Seingatnya, dia tak memiliki sepupu laki-laki lain selain Mas Seno. Sementara,
Mas Seno tak mungkin masuk ke dalam kamar ini, ia sedang menunggu penghulu
sambil berkumpul dengan teman-temannya. Menyadari itu, Satira panik. Terlebih
saat dari remang-remang kain selimut yang dikenakannya untuk menutupi diri,
Satira melihat sosok lelaki itu mendekatinya. Sementara, sosok yang mendekatinya
juga tak mengetahui bahwa ada yang sedang bersembunyi di balik selimut.
Perlahan Satira membuka selimut yang membungkus dirinya, di dalam remang
ruangan tersebut dua pasang mata bertemu dengan raut muka panik.
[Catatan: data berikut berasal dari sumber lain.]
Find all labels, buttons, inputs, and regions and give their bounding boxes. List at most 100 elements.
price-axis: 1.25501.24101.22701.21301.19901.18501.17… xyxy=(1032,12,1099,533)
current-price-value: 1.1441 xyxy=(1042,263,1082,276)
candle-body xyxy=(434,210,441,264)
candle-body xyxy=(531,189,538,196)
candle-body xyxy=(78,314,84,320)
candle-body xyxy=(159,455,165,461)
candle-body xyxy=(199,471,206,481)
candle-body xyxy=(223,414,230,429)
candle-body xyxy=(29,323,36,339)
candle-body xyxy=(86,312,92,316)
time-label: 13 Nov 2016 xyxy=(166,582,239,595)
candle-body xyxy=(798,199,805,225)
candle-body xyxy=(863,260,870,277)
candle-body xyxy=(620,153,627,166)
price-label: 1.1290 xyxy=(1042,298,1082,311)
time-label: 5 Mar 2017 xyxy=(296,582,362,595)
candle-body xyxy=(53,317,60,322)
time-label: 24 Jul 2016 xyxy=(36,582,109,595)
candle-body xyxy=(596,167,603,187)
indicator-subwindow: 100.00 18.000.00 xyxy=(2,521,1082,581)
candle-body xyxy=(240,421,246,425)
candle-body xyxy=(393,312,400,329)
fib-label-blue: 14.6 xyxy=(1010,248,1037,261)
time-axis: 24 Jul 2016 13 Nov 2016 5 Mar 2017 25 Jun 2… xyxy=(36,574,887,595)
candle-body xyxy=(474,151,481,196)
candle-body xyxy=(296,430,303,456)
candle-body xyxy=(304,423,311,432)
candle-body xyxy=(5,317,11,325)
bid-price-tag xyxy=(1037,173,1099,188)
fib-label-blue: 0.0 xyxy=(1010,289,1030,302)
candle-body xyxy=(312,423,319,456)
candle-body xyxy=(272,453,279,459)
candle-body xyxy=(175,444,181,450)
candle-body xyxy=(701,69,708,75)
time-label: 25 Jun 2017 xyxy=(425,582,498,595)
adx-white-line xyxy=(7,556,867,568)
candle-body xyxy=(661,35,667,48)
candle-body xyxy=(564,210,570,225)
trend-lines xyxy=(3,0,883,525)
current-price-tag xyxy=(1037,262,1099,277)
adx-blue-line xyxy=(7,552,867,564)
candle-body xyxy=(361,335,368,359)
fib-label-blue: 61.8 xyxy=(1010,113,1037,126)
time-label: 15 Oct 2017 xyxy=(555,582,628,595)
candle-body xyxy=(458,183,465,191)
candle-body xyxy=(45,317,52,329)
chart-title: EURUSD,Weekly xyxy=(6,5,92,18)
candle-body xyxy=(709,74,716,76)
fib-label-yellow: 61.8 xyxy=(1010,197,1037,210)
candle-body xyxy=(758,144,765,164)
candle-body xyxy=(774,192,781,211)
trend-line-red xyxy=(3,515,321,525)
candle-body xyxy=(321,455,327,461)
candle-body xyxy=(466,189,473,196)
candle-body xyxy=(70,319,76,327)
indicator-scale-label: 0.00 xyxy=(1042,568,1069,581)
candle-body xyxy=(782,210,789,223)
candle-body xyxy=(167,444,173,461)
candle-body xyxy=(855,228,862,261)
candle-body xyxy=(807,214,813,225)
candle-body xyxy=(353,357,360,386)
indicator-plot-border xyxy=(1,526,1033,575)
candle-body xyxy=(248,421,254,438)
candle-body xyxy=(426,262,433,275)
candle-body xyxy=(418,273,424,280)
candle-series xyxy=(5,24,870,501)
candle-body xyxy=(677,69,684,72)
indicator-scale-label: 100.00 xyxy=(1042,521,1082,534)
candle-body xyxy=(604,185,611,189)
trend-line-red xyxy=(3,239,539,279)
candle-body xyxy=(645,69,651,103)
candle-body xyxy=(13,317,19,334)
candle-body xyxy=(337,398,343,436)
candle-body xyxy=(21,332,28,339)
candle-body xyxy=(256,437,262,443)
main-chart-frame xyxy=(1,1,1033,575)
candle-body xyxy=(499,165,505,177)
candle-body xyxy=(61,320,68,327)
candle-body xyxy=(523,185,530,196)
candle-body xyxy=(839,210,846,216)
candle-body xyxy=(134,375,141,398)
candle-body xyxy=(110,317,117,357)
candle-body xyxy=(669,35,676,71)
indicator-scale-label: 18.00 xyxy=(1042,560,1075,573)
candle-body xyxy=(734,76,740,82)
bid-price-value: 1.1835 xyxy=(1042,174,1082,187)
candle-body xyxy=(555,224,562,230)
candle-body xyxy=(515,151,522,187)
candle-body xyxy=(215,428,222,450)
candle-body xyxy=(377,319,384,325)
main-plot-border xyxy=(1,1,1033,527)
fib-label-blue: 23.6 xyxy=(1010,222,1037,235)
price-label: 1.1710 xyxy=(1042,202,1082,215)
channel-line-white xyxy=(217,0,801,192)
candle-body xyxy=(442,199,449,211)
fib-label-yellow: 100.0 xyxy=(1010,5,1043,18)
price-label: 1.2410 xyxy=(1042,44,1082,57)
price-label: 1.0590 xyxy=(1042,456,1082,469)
Keduanya
sontak berteriak membuat heboh sejenak sebelum akad nikah diselenggarakan pagi
itu.
*bersambung
#30DWCJilid5 #Day4
Tidak ada komentar:
Posting Komentar
Terimakasih sudah mampir di blog aku dan membaca tulisan-tulisanku......Silakan tinggalkan jejak kamu di kotak komentar di bawah ini ya..........
*Salam Blogger :-)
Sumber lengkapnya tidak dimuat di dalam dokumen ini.